Dr. Miller: So what would be the more common reasons that little babies would end up under your care?

Dr. Baserga: Most cases are prematurity, being born early.

Dr. Miller: And what would follow that? So inability to breathe is one of the things you've said.

Dr. Baserga: Yeah, so secondary would be sepsis or infection. They need to be in the intensive care. And then we have a big group of babies that are born with congenital malformations, and will. . .

Dr. Miller: Usually cardiac or different kinds?

Dr. Baserga: There are different kinds. We have cardiac malformations. We can have brain malformations, what we call "abdominal wall defects," such as gastroschisis. Those babies all will need intensive care in the NICU. And in most case scenarios, we are aware that this is the case, and we have what we call "antenatal consultations" with these families. And by the time the baby is born, they know that the baby will need intensive care.

Dr. Miller: Now, another thing is that you have an entire team of specialists, including nurses and nutritionists. Can you talk a little bit about the team that surrounds the care of the newborn that goes to your unit?

Dr. Baserga: So the NICU is a big family. We have the neonatologists with the doctors, and then we have specialized nurses. We also have nurse practitioners that are specialized in neonatology. We have respiratory therapists that deal with the airway and ventilators and respirators. We have occupational therapists that are the ones that are dedicated to the development of these babies. And these babies are in an isolette. They don't move much around. And they assist them with neurological development, as well as starting feedings, because they are very immature in their skills to eat. So this is a big team that will help them . . .
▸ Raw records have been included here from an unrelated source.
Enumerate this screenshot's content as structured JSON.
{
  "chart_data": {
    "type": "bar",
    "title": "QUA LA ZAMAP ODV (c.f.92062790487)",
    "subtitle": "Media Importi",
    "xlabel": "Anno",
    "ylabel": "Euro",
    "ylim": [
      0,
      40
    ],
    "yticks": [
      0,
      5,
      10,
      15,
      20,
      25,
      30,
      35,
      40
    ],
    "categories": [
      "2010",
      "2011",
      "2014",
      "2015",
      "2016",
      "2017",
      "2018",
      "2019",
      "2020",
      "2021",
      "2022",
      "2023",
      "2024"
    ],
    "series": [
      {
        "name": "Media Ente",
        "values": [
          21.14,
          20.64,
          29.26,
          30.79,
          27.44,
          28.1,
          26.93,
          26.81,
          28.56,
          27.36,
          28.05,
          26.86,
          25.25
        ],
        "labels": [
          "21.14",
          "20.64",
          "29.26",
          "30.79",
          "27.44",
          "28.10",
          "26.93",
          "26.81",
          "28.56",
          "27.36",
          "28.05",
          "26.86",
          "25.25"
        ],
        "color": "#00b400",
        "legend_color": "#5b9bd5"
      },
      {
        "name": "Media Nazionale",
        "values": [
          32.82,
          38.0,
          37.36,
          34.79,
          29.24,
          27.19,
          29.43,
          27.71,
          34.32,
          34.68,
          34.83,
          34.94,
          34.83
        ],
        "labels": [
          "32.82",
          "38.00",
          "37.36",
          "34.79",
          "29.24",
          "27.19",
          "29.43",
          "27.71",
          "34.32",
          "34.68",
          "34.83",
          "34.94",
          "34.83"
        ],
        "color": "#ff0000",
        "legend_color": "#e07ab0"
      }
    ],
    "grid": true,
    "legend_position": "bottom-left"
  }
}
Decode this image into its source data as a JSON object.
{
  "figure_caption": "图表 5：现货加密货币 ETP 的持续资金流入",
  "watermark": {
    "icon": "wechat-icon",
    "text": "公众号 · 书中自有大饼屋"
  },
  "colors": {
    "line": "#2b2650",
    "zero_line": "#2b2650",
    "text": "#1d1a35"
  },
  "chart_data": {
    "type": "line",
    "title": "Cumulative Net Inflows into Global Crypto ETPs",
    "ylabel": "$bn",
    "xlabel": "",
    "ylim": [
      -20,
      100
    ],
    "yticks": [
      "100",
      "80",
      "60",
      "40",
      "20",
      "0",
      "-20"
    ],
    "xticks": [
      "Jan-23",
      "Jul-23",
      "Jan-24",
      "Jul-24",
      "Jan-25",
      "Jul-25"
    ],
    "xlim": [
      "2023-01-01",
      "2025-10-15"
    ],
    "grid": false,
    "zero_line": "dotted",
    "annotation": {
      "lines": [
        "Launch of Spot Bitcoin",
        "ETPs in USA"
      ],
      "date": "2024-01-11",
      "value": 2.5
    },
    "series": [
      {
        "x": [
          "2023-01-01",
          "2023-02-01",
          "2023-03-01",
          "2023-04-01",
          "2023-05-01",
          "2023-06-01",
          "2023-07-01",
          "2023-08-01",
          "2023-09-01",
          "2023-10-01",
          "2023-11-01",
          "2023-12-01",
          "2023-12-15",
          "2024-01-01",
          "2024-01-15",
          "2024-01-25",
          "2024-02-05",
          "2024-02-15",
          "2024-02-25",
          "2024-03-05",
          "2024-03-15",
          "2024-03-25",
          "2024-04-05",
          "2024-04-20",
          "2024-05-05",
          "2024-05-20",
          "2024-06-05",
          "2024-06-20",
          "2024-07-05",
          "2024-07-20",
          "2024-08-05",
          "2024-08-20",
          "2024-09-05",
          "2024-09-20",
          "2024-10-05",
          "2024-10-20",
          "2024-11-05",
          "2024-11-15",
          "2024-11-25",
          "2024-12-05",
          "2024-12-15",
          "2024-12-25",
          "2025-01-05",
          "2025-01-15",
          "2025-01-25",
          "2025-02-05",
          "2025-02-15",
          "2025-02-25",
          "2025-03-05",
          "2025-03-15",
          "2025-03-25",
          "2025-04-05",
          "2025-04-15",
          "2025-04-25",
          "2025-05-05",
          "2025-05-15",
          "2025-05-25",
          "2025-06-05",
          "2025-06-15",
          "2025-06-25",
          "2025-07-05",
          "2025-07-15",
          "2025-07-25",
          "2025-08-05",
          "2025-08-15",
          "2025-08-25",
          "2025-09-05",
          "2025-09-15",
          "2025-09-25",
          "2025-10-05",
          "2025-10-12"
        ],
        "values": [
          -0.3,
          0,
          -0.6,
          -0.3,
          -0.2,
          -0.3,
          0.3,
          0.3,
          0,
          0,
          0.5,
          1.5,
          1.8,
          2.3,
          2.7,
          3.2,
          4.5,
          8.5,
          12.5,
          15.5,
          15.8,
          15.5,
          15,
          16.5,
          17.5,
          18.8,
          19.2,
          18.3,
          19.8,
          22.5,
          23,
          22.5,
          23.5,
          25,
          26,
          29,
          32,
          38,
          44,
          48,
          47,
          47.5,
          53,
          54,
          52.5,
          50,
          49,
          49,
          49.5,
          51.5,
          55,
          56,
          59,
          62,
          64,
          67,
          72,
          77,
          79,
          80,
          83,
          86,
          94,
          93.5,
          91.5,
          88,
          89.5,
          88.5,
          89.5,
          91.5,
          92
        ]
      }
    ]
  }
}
Dr. Miller: Just like a big village taking care of these little babies, right?

Dr. Baserga: Yes, it is.

Dr. Miller: So for an expecting mother or families of an expecting mother, one thing that they might wonder about is . . . Well, if their baby is in the neonatal intensive care unit, are they able to visit? I think there may be some fears that they won't be able to see the babies or visit the babies.

Dr. Baserga: So our intensive care unit is family-oriented. It's family-centered and we are open 24/7. There are no visitation hours. The summertime, we even allow siblings and little toddlers to come.

Dr. Miller: You have no visitation hours. You don't . . .

Dr. Baserga: No restriction on visitation hours. So we don't have a policy that limits the time the parents can be at the bedside. Having said that, they're even invited to be present during nurses' sign out. We used to not allow families at that time and now we're an open unit so that they can always be at the bedside. They even hear the report nurses are giving to each other.